TORY councillors are prepared to back plans for a new town on Colchester’s border with Tendring, but not the proposed 16,858 home settlement at West Tey.

Plans to set up delivery vehicles for proposed garden communities are due to be discussed at a full Colchester Council meeting tonight, after Cabinet members recommended them for approval last week.

Conservative members say they will back the new 6,608-home town to the east of Colchester, but believe alternatives are available to the site on the border with Braintree.

The new towns would see infrastructure including roads, medical facilities and schools built before housing.

Conservative group leader Dennis Willetts said the Tendring border plans were more robust because of the jobs which can be provided at Essex University and the Knowledge Gateway and the provision for open space around the new towns.

He said: “We support a vision of sustainable garden communities in which strategic transport infrastructure will be provided before any housing development is completed.

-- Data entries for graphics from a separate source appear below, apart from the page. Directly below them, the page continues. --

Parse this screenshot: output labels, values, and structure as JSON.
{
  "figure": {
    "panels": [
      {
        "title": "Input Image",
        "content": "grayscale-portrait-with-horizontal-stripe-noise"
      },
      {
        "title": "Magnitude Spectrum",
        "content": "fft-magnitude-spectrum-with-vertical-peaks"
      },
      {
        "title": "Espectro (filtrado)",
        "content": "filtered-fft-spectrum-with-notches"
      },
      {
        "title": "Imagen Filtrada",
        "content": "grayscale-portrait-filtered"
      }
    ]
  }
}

“These requirements can certainly be achieved in a Colchester-Tendring border garden community

“The position is very different for a Colchester-Braintree borders garden community.

“This over-optimistic proposal would see high-density housing extending continuously from Stanway to Coggeshall, breaching the garden concept, with a weak economic case, grossly insufficient local jobs resulting in dormitory houses for commuters to London and other centres of actual employment.”

The Conservative group will recommend limited expansion in Marks Tey and development on brownfield sites including Middlewick Ranges.

The garden settlement plans would see homes built steadily over the next five decades and last week Colchester Council leader Paul Smith (Lib Dem) told the Gazette they were the best way forward as councils would be able to lead the projects, rather than developers.

Mr Smith said it was the only way to ensure sufficient infrastructure was provided along with new homes.